UK Tightens Rules on International Student Sponsorship, Universities Face Bans
The UK government has introduced stricter thresholds for universities sponsoring international students, including lower visa refusal rates and higher enrolment and completion targets. Institutions that fail to meet the new standards could lose their right to recruit international students, with a traffic-light rating system coming in 2027.

The UK government is cracking down on visa abuse by universities that recruit international students, introducing a sliding scale of penalties for higher education institutions that do not recruit responsibly. New sponsorship rules set stricter benchmarks in three key metrics.
According to government data, asylum claims from work, study, and tourist visas more than tripled under the previous government, reaching 37% of all claims, with foreign students accounting for the largest share. However, student asylum claims have fallen by 30% in the past year following tough action in partnership with the sector. The Home Secretary has also imposed a first-of-its-kind visa brake on study visas for nationals of Afghanistan, Cameroon, Myanmar, and Sudan after a surge in asylum claims.
The new rules raise the pass marks of the annual test used to monitor visa sponsors:
- Visa refusal rate: must remain below 5% (previously 10%)
- Course enrolment rate: must reach at least 95% (previously 90%)
- Course completion rate: must reach at least 90% (previously 85%)
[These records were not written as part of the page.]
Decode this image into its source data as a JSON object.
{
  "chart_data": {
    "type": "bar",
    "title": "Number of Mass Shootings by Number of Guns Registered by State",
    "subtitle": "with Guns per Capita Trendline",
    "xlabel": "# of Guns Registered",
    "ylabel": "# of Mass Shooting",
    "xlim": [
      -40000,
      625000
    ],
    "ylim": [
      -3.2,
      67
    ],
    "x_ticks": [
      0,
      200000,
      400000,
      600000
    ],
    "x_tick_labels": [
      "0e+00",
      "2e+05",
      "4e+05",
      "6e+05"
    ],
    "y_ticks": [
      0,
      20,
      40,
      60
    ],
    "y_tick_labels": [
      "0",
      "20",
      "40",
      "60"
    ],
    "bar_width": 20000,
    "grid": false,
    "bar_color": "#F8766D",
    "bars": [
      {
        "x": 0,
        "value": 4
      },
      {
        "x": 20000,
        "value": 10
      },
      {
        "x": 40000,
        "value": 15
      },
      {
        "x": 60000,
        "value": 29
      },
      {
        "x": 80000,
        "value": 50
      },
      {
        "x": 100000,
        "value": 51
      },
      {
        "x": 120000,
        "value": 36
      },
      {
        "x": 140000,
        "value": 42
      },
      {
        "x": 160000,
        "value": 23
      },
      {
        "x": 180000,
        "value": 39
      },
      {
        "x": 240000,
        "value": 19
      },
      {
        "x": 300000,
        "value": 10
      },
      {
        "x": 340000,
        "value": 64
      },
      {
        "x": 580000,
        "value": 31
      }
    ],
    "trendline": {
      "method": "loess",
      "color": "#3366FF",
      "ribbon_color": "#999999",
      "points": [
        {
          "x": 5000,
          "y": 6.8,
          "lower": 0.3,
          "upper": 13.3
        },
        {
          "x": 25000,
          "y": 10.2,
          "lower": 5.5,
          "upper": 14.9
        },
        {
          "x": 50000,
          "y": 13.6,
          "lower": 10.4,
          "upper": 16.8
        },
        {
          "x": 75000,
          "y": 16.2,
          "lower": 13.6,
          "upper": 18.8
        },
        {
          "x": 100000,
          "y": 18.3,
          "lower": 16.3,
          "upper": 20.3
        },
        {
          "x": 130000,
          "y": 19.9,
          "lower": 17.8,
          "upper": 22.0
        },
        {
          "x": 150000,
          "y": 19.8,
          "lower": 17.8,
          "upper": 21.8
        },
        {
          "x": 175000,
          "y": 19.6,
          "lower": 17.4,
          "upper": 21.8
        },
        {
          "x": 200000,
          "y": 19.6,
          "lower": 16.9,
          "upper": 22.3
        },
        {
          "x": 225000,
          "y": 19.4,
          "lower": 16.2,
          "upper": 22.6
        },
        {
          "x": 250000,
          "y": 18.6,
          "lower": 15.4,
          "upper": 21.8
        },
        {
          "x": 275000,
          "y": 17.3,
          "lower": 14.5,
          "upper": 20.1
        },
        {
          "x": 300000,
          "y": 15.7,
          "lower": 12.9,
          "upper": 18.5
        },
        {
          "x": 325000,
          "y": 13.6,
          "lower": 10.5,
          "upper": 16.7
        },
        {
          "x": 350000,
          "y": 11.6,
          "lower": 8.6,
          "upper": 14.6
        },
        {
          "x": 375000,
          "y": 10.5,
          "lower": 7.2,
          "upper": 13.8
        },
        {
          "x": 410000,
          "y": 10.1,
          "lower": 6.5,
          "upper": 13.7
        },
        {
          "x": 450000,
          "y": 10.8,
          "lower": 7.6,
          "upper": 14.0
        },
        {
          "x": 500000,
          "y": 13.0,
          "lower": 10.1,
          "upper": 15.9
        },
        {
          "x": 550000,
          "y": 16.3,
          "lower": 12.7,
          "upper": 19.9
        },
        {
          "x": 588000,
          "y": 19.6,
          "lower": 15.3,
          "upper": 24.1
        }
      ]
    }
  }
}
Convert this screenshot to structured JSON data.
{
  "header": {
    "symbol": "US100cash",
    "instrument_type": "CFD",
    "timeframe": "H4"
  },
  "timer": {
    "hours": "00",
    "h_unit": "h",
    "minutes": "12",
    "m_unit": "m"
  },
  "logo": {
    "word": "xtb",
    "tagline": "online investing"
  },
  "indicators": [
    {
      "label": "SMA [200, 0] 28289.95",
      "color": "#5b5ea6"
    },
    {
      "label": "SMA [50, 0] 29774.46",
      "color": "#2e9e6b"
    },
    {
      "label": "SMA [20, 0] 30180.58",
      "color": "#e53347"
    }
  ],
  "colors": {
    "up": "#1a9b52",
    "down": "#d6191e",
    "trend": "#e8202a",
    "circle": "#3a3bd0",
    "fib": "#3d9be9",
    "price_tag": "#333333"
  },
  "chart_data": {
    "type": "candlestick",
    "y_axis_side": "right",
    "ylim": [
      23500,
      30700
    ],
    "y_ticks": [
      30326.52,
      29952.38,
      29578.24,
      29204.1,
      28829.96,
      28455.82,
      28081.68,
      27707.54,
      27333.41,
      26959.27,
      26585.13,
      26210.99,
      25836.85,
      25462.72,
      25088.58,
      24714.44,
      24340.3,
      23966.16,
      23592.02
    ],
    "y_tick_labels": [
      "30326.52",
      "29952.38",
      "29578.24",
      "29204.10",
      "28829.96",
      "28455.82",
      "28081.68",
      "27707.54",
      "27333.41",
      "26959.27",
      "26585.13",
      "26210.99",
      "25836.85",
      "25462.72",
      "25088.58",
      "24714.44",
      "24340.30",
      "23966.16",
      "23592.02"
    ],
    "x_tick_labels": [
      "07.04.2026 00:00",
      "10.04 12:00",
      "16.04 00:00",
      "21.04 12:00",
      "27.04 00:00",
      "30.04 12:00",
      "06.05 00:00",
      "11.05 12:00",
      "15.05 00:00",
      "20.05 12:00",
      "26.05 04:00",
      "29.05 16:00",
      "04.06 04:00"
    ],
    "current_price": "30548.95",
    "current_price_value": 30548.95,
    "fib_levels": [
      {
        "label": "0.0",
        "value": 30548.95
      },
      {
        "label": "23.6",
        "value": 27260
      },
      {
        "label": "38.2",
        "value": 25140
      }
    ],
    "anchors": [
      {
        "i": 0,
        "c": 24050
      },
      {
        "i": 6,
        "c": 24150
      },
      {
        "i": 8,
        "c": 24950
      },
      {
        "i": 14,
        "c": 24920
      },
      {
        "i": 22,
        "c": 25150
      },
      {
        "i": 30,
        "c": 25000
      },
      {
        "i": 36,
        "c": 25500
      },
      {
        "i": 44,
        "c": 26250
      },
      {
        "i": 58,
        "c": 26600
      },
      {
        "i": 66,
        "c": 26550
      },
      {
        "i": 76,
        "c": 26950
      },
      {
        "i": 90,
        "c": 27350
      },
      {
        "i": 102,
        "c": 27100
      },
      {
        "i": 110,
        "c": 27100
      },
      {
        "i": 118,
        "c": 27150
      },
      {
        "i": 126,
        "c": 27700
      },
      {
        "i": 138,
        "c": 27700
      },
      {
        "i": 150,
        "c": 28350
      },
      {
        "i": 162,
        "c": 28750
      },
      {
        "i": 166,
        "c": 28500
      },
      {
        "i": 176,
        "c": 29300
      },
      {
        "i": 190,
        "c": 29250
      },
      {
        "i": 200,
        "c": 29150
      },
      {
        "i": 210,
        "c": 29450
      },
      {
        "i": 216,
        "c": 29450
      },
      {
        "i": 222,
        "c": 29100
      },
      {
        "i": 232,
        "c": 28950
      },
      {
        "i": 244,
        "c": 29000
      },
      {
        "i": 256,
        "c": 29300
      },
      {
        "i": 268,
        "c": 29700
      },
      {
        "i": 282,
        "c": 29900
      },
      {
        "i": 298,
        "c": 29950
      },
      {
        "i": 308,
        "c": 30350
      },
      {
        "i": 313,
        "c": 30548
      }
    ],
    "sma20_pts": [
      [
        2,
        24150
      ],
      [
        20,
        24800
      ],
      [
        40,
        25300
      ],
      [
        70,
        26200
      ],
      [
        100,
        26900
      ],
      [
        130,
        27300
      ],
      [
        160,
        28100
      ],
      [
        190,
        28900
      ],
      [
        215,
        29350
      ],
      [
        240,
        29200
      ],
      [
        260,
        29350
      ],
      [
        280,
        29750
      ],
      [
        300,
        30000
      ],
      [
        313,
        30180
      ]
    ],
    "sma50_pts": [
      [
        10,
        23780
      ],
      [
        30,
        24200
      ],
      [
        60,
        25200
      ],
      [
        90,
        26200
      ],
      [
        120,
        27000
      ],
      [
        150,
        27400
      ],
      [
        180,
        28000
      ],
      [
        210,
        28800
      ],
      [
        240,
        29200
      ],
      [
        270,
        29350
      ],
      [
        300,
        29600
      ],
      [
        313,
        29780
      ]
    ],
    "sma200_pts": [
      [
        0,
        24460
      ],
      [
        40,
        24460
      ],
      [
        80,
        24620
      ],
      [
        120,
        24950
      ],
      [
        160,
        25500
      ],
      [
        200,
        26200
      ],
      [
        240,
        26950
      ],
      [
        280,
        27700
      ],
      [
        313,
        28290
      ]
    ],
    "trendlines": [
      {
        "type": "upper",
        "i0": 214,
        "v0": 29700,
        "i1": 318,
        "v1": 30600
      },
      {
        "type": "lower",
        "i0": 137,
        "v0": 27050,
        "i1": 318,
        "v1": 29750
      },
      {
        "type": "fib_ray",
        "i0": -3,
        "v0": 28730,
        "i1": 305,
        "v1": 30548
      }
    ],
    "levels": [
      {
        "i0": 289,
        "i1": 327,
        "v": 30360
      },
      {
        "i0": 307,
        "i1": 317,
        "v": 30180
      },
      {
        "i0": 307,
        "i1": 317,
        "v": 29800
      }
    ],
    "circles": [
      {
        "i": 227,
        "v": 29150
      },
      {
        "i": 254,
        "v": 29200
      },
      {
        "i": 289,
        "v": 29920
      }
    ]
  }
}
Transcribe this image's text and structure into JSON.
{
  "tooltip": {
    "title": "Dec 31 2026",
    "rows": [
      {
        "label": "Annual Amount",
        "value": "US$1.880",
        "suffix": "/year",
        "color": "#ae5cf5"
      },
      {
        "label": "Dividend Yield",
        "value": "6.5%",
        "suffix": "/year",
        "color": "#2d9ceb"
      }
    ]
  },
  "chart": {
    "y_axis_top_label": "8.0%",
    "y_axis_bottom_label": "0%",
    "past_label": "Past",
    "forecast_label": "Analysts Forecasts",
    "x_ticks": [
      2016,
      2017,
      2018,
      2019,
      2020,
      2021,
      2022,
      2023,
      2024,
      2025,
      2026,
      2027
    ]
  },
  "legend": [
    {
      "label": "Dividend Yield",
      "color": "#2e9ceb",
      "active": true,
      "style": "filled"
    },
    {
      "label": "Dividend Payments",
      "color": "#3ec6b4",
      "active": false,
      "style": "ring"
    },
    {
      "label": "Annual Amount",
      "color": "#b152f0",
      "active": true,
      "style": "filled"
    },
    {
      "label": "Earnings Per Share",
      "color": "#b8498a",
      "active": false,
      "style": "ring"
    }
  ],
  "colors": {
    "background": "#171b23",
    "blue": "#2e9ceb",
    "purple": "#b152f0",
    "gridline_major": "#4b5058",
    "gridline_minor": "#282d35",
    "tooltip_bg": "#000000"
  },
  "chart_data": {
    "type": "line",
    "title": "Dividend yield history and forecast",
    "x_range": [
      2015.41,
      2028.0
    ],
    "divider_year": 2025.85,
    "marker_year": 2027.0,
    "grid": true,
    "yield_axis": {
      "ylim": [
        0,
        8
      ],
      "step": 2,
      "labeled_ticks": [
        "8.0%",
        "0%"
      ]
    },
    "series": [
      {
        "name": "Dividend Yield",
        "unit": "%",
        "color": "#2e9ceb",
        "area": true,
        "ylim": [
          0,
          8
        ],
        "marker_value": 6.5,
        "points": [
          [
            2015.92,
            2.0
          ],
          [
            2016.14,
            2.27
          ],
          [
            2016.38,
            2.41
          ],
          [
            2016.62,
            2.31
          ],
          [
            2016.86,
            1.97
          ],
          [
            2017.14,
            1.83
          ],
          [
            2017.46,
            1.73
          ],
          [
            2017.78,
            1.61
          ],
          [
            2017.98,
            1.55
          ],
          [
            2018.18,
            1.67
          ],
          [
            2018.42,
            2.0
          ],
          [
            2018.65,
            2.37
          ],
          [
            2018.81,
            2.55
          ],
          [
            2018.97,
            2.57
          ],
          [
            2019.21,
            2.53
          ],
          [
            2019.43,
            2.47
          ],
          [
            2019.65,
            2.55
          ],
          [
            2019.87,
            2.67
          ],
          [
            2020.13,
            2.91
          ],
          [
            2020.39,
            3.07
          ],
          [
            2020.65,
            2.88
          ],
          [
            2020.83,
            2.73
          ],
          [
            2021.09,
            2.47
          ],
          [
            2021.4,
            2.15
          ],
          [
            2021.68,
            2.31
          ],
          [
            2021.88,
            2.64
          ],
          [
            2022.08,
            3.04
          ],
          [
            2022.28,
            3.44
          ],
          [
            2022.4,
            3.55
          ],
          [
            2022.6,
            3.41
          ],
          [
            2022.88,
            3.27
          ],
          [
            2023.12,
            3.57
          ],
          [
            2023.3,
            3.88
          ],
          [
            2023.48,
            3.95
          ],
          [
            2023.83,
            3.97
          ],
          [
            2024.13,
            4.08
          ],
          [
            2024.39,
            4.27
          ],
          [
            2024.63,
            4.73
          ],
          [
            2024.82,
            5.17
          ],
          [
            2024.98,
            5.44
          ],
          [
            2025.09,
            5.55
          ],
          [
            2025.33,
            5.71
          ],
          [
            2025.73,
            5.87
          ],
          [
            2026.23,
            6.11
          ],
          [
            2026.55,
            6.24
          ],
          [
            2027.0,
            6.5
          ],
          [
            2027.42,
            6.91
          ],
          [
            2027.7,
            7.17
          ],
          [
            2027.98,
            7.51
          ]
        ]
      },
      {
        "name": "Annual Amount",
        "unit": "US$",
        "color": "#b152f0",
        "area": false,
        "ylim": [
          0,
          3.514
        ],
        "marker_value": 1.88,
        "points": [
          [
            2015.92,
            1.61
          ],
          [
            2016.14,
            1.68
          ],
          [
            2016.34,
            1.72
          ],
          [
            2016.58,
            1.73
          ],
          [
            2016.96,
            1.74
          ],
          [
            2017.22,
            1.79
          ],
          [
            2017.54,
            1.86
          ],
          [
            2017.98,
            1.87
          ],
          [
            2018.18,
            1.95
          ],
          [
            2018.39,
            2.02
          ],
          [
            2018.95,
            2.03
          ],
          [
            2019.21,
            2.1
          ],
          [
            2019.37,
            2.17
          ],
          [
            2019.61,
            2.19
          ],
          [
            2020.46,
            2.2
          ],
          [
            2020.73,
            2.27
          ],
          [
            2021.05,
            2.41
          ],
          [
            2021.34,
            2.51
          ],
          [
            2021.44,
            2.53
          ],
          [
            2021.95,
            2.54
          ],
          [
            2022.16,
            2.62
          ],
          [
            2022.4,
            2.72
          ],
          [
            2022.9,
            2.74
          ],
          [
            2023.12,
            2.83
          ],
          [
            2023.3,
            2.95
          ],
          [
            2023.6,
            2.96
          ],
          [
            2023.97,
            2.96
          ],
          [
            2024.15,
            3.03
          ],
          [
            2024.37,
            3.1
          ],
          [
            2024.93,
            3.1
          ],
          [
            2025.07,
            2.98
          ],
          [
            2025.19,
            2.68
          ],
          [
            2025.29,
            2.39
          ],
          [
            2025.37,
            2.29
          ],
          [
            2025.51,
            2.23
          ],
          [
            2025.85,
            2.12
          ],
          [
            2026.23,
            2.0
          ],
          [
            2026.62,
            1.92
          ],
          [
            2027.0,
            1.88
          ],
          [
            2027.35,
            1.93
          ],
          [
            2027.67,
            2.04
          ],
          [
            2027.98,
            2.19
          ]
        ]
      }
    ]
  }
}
Minister for Migration and Citizenship Mike Tapp stated that the UK welcomes genuine international students, but the visa system must not be used as a backdoor to asylum and illegal working. High dropout rates may indicate students have entered the illegal working economy, while high visa rejection rates or low enrolment figures suggest insufficient due diligence on applicants.
From summer 2027, a new traffic-light rating system will make clear to regulators and the public which institutions are recruiting responsibly. Institutions rated red will face restrictions on the number of students they can recruit and must fund a 12-month action plan to fix failing practices. Those that do not improve risk losing international student recruitment rights entirely.
Professor Malcolm Press, President of Universities UK, acknowledged that international students bring significant economic and soft power benefits, contributing £37 billion in export earnings. He emphasized the need for policy stability, transparent visa decision-making, and real-time data to address emerging concerns. The sector relies on international student income, and recent sharp declines have led to substantial cost-cutting and job losses.
The Home Office is actively exploring new ways to share data with the education sector within a robust data protection framework. Since last summer, the Home Office has contacted 306,000 students whose visas are due to expire, warning that meritless asylum claims will be swiftly refused and those without the right to remain must leave or face removal. These measures are part of the government's broader drive to restore order to the immigration system, under which net migration has fallen by 74%.